Out of Sight
Universal Pictures, 1998
Directed by Steven Soderbergh

$$$$

By Jason Rothman

What if a Quentin Tarantino movie were made by somebody other than Quentin Tarantino? What if you took the quirky, movie-reference-spouting criminals and the 70s soundtrack; added usual Tarantino players like George Clooney, Ving Rhames, Michael Keaton and others, but gave the directorial reins to somebody with actual talent, somebody like, say Steven Soderbergh? The answer would be one heck of a movie, called Out of Sight.

Like Get Shorty and Tarantino's last effort, Jackie Brown, Out of Sight is based on a novel by Elmore Leonard. Out of Sight is far and away the best of the three. (All three films were produced by Danny DeVito's Jersey Films and Keaton, who played ATF agent Ray Nicolet in Jackie Brown, makes a cameo in the same role in Out of Sight.) Using a crackling script by Scott Frank, a funky score by David Holmes and fun freeze frames to keep the beat, Soderbergh makes a movie that grooves. The film has style. The film has rhythm. But it never stops being a movie. It never allows the audience to detach by drawing attention to itself.

Clooney plays a bank robber who breaks out of a South Florida prison, and ends up falling in love with the federal marshal who's pursuing him, played by Jennifer Lopez. There's a lot more to the plot of course, but I won't spoil it here. To say Lopez and Clooney have sizzling chemistry is an understatement. They're the sexiest screen couple Hollywood has seen in a long time. Lopez's beauty (gorgeously captured by cinematographer Elliot Davis) mixed with her character's vivid strength and smarts results in a performance that leaps off the screen. Clooney, as the cocky thief is more charismatic than ever, and for the first time, he's able to carry a film with confidence. Putting such an electric pair on opposite sides of the law makes for an irresistible set-up. And the movie makes it pay-off.
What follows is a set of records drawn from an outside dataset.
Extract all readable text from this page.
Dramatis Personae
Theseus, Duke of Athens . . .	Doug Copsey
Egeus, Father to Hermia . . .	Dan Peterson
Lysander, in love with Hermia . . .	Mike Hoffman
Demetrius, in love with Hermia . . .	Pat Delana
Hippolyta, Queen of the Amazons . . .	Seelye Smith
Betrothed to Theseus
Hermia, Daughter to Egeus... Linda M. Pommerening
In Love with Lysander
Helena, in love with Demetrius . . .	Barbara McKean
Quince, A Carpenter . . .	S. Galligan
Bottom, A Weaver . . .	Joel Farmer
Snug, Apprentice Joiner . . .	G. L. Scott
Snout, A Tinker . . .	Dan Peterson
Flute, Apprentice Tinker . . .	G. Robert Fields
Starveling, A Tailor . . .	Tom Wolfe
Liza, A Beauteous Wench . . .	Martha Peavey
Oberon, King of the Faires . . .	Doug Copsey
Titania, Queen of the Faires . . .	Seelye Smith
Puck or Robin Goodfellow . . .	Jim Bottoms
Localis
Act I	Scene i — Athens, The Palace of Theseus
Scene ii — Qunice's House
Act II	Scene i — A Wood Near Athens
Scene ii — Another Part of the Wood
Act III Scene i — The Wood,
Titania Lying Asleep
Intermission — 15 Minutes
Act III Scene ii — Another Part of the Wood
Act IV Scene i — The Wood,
Don Cheadle, Steve Zahn and Albert Brooks are also excellent as other various criminal low-lifes. But the movie's resemblance to a Tarantino film goes beyond the collection of character types. Soderbergh also employs the favorite Tarantino technique of non-linear storytelling. The film bounces back and forth from flashback to present day. But Soderbergh does it in a way that's effortless and never confusing. It's a Tarantino film made better than Tarantino ever could.